Step 4: VMAT2 inhibitors When tapering and switching do not work, I’ll attempt to treat the TD, and the FDA-approved VMAT2 inhibitors are first line: valbenazine (Ingrezza) and deutetrabenazine (Austedo). Though released in 2017, their history dates back to the early 1970s when their predecessor tetrabenazine was first used to treat TD. Tetrabenazine never caught on because it had a tendency to cause depression and suicidality, so the molecule was adjusted to reduce that risk. So far, the modifications have worked, and valbenazine and deutetrabenazine have not caused significant depression in trials involving mood and psychotic disorders. Deutetrabenazine, however, does carry a black box warning for depression and suicidality in Huntington’s disease, for which it is also FDA approved.

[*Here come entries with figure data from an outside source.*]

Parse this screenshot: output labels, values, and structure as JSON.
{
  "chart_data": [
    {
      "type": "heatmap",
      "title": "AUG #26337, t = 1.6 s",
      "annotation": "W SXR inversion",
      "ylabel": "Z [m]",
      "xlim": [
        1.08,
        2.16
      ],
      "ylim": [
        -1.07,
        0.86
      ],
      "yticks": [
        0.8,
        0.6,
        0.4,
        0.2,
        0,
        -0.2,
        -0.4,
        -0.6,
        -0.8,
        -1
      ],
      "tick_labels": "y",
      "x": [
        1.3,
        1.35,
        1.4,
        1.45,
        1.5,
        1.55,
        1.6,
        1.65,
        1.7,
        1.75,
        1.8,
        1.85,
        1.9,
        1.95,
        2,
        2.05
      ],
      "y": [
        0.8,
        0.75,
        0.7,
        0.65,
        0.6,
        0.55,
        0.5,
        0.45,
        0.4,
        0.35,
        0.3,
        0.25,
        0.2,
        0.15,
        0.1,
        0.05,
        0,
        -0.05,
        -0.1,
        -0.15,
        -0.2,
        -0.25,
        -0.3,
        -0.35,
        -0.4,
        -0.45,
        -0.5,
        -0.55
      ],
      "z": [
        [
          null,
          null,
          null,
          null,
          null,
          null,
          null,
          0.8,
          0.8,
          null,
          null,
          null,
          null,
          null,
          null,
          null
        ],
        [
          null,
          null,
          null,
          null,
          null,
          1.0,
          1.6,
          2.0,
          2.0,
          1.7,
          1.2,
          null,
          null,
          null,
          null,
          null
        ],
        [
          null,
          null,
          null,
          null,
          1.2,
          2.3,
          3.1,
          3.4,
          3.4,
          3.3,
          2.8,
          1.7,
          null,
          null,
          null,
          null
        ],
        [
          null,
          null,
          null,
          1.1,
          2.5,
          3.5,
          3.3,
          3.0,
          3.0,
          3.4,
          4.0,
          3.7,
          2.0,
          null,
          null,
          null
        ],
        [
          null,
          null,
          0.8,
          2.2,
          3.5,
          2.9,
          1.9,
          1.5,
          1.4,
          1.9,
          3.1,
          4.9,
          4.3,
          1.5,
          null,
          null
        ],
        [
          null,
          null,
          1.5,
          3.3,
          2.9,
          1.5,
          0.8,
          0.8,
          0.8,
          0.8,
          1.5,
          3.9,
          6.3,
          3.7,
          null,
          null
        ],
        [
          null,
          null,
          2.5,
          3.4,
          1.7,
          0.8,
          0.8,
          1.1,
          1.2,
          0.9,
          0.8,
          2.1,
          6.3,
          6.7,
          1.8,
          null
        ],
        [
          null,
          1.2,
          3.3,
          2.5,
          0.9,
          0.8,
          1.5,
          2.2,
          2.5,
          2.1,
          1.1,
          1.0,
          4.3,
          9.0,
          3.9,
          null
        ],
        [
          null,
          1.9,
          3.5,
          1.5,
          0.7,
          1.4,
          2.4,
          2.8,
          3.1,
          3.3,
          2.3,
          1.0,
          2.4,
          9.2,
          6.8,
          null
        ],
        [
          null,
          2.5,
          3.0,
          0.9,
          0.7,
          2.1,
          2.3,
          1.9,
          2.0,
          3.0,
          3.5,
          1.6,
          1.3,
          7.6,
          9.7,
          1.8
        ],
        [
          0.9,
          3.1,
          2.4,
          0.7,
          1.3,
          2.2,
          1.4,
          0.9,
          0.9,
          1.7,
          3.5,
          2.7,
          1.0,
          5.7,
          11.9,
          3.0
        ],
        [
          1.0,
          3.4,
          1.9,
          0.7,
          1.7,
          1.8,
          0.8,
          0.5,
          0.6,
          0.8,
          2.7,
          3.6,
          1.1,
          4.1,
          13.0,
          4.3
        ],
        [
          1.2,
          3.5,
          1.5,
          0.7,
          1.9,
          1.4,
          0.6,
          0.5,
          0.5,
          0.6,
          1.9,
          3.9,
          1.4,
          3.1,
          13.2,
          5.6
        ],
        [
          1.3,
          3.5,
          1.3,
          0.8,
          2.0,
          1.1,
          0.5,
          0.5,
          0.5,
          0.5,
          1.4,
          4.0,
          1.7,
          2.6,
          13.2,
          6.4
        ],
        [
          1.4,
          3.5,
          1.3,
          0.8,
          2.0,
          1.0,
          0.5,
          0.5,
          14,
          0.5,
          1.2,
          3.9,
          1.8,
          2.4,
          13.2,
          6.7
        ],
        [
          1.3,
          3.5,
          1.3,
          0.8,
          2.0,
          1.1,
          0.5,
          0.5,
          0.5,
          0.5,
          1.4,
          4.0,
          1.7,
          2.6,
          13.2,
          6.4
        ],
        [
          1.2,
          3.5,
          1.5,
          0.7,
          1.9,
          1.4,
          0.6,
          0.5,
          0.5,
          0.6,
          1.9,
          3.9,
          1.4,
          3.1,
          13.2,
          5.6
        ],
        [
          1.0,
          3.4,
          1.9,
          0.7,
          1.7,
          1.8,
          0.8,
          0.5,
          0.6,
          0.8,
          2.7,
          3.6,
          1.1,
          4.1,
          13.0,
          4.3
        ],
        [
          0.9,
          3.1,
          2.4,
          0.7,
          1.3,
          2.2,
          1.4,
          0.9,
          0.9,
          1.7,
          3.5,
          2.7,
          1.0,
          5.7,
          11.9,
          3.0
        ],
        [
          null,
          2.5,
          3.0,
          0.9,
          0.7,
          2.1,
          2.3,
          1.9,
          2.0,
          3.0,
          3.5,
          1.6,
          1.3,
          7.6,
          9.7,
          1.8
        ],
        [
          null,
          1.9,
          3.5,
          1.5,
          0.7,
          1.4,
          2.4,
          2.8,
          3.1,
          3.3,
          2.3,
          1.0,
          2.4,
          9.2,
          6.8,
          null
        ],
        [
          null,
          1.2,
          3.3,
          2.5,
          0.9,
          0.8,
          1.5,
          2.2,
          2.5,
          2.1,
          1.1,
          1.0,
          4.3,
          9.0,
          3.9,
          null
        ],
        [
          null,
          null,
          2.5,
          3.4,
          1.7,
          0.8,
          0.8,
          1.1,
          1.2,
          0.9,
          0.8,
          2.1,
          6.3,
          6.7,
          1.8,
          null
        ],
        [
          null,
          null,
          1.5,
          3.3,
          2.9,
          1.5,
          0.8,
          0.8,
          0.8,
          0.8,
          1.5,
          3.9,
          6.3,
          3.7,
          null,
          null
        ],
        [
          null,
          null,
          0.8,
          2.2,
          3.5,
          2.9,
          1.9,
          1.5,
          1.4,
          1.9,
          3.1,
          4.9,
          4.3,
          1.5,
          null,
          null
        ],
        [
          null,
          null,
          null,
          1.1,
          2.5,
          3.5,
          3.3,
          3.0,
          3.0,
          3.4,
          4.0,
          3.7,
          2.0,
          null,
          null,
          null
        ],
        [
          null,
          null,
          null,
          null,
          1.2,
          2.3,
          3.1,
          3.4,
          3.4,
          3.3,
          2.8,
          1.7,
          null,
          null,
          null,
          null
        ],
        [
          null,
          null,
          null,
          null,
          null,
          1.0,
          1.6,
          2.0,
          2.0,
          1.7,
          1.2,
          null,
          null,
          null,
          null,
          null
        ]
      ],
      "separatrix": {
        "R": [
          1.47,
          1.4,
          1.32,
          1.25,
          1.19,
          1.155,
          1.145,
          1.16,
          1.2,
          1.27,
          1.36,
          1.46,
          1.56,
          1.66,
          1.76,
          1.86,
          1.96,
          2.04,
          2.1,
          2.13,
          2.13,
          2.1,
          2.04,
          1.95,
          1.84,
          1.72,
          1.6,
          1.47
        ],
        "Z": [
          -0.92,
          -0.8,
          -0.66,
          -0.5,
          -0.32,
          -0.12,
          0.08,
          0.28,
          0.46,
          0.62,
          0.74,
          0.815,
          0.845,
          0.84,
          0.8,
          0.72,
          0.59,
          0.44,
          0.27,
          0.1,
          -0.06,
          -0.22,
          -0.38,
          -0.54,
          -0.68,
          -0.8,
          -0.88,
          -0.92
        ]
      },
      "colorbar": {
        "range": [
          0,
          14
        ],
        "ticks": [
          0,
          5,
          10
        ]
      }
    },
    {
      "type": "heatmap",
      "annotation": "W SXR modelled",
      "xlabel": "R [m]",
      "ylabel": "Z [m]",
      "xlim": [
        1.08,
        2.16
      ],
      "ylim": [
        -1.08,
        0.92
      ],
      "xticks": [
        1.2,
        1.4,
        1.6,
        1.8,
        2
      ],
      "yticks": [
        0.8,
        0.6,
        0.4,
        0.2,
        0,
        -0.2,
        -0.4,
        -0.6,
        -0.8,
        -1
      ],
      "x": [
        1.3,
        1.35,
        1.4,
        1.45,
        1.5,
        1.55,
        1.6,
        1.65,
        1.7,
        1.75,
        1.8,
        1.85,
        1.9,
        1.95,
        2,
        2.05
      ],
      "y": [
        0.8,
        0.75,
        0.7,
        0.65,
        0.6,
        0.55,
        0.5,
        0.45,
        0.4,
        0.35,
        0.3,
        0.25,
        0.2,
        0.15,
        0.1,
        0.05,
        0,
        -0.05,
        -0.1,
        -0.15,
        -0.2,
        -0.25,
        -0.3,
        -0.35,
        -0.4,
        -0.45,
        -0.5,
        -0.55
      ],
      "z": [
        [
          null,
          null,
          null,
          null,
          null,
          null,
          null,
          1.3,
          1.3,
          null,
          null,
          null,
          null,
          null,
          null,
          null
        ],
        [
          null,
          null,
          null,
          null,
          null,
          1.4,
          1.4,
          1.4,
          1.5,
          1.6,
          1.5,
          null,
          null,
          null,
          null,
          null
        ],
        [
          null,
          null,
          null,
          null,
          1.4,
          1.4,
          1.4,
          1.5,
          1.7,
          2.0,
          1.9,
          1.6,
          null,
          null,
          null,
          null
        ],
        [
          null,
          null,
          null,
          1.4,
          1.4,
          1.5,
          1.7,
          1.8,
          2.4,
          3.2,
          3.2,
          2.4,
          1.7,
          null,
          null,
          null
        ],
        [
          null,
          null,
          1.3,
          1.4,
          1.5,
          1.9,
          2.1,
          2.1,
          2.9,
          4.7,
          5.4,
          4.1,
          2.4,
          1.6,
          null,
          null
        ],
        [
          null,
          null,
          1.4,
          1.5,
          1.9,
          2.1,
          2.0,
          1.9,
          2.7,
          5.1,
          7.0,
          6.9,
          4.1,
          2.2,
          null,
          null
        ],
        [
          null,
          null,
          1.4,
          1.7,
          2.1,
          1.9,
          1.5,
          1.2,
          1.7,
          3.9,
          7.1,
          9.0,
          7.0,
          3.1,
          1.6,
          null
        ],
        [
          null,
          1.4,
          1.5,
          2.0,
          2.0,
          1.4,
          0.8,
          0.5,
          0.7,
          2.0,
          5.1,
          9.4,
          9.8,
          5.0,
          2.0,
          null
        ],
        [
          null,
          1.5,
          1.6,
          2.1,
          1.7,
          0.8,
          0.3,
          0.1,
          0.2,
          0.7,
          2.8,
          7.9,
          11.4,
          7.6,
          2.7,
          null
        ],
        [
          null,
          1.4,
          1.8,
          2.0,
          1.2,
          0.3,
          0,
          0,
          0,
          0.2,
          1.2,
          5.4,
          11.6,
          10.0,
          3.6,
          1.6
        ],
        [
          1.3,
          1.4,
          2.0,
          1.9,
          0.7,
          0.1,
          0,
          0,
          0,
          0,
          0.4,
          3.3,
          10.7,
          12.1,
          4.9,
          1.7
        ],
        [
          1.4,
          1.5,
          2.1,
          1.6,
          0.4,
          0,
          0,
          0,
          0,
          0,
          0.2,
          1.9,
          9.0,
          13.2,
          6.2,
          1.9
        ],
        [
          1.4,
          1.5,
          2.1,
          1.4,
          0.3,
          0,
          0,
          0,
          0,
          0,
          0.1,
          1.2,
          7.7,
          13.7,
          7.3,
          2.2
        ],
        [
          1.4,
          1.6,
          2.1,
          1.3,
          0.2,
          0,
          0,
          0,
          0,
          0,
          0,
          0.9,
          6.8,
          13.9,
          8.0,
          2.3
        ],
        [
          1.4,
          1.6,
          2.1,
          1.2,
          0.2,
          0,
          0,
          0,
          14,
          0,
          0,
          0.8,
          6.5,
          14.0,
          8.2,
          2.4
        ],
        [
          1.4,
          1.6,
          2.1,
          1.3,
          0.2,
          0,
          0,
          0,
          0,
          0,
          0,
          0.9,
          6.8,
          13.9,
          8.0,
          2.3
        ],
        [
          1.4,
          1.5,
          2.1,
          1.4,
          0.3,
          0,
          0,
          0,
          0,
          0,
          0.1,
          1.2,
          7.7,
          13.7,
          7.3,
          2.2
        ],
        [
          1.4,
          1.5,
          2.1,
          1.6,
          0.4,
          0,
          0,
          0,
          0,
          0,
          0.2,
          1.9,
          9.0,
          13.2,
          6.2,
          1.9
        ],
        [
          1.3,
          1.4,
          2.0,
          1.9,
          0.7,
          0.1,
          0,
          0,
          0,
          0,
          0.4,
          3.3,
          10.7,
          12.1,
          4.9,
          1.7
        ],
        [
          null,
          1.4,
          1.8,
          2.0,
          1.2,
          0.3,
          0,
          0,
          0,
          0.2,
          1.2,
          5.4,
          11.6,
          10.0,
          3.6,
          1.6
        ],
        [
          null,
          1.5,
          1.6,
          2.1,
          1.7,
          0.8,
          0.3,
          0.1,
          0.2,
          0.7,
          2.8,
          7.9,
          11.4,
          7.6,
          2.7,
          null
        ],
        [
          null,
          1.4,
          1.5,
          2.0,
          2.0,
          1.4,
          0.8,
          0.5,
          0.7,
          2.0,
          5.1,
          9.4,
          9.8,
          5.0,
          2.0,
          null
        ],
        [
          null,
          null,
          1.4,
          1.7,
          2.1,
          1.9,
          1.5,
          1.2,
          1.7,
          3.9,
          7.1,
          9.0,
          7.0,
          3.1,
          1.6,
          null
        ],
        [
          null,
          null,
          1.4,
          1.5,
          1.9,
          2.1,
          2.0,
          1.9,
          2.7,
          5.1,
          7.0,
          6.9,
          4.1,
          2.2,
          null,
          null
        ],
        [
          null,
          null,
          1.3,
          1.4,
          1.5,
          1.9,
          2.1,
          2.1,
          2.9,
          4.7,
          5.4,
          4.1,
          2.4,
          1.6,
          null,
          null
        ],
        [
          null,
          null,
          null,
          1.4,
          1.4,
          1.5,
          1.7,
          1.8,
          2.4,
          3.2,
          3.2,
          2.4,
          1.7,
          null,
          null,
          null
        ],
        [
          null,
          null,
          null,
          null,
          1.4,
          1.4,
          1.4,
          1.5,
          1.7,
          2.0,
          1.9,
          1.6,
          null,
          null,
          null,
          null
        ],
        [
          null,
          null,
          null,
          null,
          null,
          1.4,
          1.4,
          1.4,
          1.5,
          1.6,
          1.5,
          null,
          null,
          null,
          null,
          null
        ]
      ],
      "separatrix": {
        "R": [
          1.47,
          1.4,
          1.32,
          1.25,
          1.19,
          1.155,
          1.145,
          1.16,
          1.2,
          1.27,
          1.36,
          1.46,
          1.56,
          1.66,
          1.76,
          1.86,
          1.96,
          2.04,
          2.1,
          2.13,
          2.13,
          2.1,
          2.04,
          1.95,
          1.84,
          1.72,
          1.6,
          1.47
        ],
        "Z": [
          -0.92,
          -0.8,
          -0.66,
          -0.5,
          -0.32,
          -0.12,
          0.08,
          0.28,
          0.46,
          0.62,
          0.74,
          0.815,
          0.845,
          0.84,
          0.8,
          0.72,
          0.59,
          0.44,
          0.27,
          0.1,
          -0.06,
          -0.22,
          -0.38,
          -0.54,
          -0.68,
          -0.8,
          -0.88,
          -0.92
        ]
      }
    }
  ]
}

The VMAT2 inhibitors work by reducing dopamine hypersensitivity, which is one of several mechanisms thought to underlie TD. These medications don’t worsen psychosis. In fact, earlier VMAT2 inhibitors like reserpine have successfully treated psychosis (Remington G et al, J Clin Psychopharmacol 2012;32(1):95–99).
In clinical trials, the response rates were 1 in 4 for valbenazine and 1 in 7 for deutetrabenazine (≥ 50% response). However, the trials were not head-to-head studies, so these aren’t fair comparisons. Instead, more practical considerations may favor valbenazine. It is dosed once a day, while deutetrabenazine is dosed twice a day and must be taken with food (Solmi M et al, Drug Des Devel Ther 2018;12:1215–1238).
The VMAT2 inhibitors take 4–6 weeks to work, and if they do work they should be continued as long as the antipsychotic is onboard. Otherwise, the TD tends to return within a month of discontinuation.
Step 5: Second-line agents Dopaminergic hypersensitivity is not the only mechanism behind TD, and there are second-line agents that address other pathways. The best studied are the glutamate antagonist amantadine, which is FDA approved for dyskinesias in Parkinson’s disease, and the neuroprotective herb ginkgo. These are each supported by 3–4 small, randomized controlled trials (RCTs). The others in the table are supported by 1–2 RCTs or, in the case of vitamin E, a mix of positive and negative studies (Lin CC and Ondo WG, J Neurol Sci 2018;389:48–54).
I usually start with amantadine or ginkgo. After that, levetiracetam (Keppra) is one I’ve seen success with. Many of the options in the table address other psychiatric conditions, and it’s those comorbidities that often guide the selection.
One treatment to avoid is benztropine (Cogentin). Although useful for parkinsonian side effects, its anticholinergic effects can make TD worse (Citrome L, J Neurol Sci 2017;383:199–204).
TCPR Verdict: It’s easy for patients and providers to miss the mild presentations of TD that creep up with atypical antipsychotics. It is treatable, but the FDA-approved options may only help 15-25% of patients and are extremely expensive. Off-label treatments like amantadine, ginkgo, and levetiracetam are worth trying when the symptoms are significant and the antipsychotic can’t be removed.